In the future, I think I am going to have to insist on specific conditions for independent studies. Because the subject matter varies from project to project, as does the process, I am thinking in terms of general guidelines. The basic problem is a lack of willingness on the part of the student to get ideas on paper until time has run out, after which I am presented with an ill-formed torso of a paper.

The way I am thinking about it is as follows:

1. 10-15 pages of drafted, revised, and carefully edited writing for each credit assigned to the course (which varies from 1-3).
2. A written outline and bibliography for the project, to be presented at the first meeting (subject, of course, to later revision).
3. A writing sample of substantial length (such as a term paper from a previous course) to be presented at the first meeting and/or a writing sample pertaining to the topic of the independent study that demonstrates a provisional concept for the project (separate from the outline and bibliography).

I will plan to refrain from issuing a permission number for enrollment in the independent study until the abovementioned conditions have been met. If the student is unable to meet my conditions, no permission number will be issued and the independent study will not take place. It is much easier to refuse a student enrollment in an independent study course than it is to deal with an awkward situation after the student has already enrolled.
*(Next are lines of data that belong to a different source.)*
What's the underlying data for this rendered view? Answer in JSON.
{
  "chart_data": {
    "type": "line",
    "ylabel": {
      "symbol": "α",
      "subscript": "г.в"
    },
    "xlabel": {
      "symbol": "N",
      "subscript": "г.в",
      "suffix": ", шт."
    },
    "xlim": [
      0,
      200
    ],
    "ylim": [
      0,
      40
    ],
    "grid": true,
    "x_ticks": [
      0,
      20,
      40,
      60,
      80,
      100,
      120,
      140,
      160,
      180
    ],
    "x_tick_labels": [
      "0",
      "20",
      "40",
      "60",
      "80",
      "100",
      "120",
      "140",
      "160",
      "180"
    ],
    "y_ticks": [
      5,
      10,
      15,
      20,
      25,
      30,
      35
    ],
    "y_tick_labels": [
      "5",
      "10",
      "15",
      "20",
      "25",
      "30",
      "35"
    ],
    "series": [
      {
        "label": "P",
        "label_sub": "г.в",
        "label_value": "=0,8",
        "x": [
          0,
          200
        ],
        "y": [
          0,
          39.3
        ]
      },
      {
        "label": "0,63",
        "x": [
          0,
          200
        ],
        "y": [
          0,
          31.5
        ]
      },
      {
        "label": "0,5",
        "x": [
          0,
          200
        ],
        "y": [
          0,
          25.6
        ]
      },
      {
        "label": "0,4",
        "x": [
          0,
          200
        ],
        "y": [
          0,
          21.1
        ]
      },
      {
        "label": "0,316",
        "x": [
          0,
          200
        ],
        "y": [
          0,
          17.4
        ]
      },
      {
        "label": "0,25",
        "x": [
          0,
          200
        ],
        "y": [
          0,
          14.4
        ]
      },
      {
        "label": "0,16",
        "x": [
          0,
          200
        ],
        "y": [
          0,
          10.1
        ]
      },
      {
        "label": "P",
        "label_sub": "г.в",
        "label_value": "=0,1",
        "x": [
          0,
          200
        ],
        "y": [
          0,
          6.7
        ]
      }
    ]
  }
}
For my part, whenever I make a suggestion or require an element to the project (such as proper citation of sources, reference to particular books or articles, etc.), I will document my suggestions and/or requirements in an email to the student and keep a hard copy of the email on file. At the following meeting with the student, I will write a short report in which I document the student's response to the suggestions and/or requirements.

If satisfactory process is not being made during the semester, it will probably be necessary to be in contact with the student's principal adviser.

I have so far avoided the formality of producing a syllabus for each independent study course, but if I can commit myself to a general outline such as this, I can at least have a template from which to work.